Poland | Traditional 'Gorale' Polish Village of Chocholow
'Zakopane Style' Timber Architecture
Text & Images - Copyright © 2009 Kevin Hulsey
The bucolic Sub-Carpathian village of Chocholow is a window into Poland's rural past, and historic Chocholow is the most complete surviving representation of a "living skansen," or "living museum" of traditional gorale village dwellings.
Most of the wood houses in Chocholow were constructed in the 19th century, and the buildings in this region were said to be the inspiration for Witkiewicz's creation of the "Zakopane Style" of hand-joined Polish split-timber architecture. Each structure is embellished with exquisite carpentry details and beautifully maintained gardens that exemplify the pride of ownership that is the hallmark of the Podhale highlanders.
Traditional Wood Houses
The village has one main street with rows of single-story wooden houses that mirror each-other on both sides of the street. The only break in the conformity is the large gothic stone Swiety Jacek church at one end of town (photo: below, right), which was named after Jacek Odrowaz.
There is a museum in one of the buildings that shows the interior of a traditional home, and there are also several traditional gorale highlander wood-carvers who welcome the public. House no. 24 is known as the "house made from one tree," and house no. 75 has a museum telling the story of when the village's inhabitants rose up against the occupying Austrians in 1846.
Carved wooden shrine (left), Gothic Swiety Jacek stone church (right)
These wooden structures are assembled using few nails in the construction.
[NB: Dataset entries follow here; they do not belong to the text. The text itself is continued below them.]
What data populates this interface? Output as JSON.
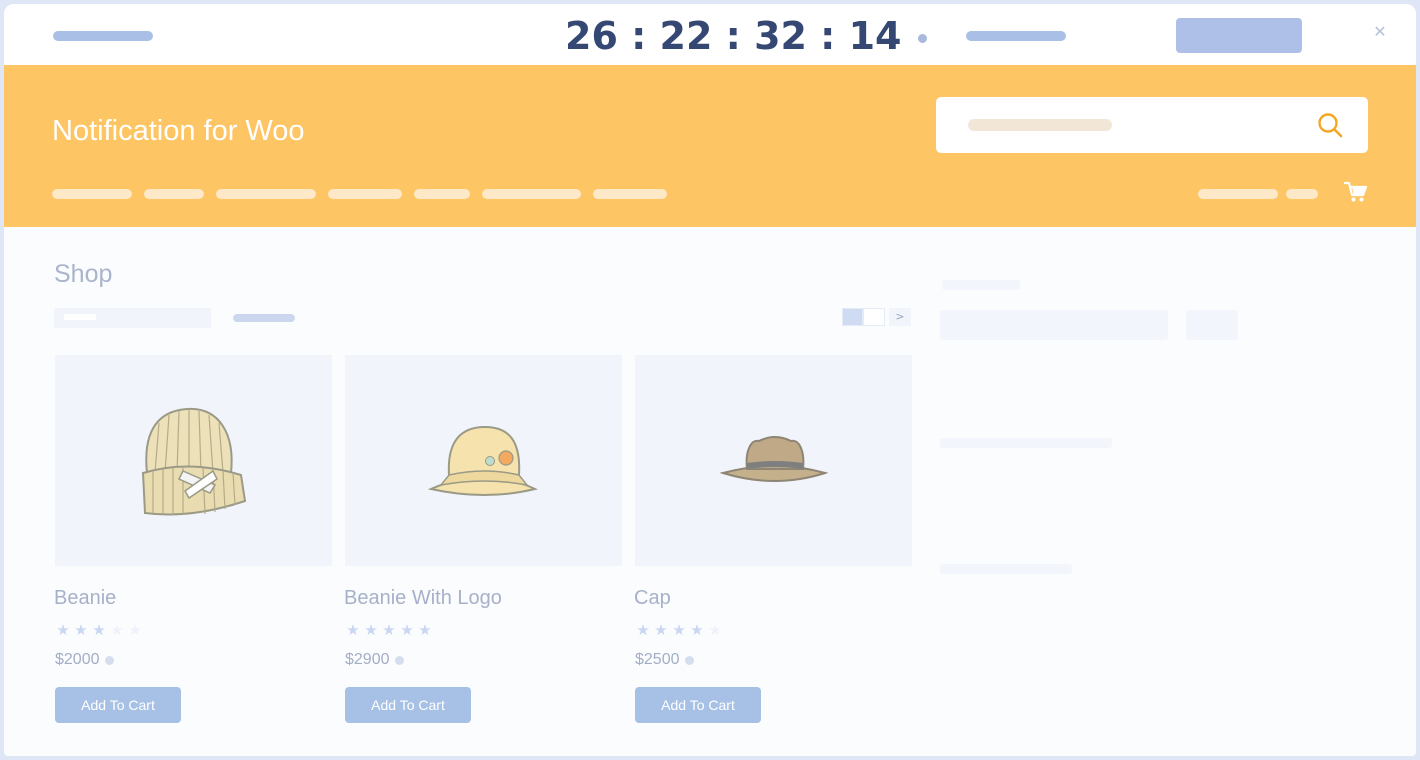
{
  "countdown": {
    "text": "26 : 22 : 32 : 14"
  },
  "header": {
    "site_title": "Notification for Woo"
  },
  "shop": {
    "title": "Shop",
    "pager_next": ">"
  },
  "products": [
    {
      "name": "Beanie",
      "price": "$2000",
      "rating": 3,
      "button": "Add To Cart"
    },
    {
      "name": "Beanie With Logo",
      "price": "$2900",
      "rating": 5,
      "button": "Add To Cart"
    },
    {
      "name": "Cap",
      "price": "$2500",
      "rating": 4,
      "button": "Add To Cart"
    }
  ],
  "icons": {
    "close": "close-icon",
    "search": "search-icon",
    "cart": "cart-icon",
    "star": "star-icon"
  },
  "colors": {
    "header_bg": "#fdc564",
    "countdown": "#354773",
    "button": "#a7c1e6",
    "search_icon": "#f5a623"
  }
}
The wooden exteriors of these structures maintain their look of newness from a yearly cleaning and polishing with wood soap, and they appear to have just been built.
Traditional Podhale highlander's living room (left), and kitchen (right)
Many of Chocholow's local inhabitants are carpenters and wood-carvers, with each home representing the owner's unique talents. The basic wood construction of a typical Podhale home is individualized with elaborate wood-carved accents featuring geometric and floral patterns, and each home has a unique carved wood altarpiece shrine at the dwelling's entrance.
The ornate style of these highly decorative semi-gothic wooden structures was certainly a precursor to the "gingerbread" style of architecture that was popularized during the early 19th century in America.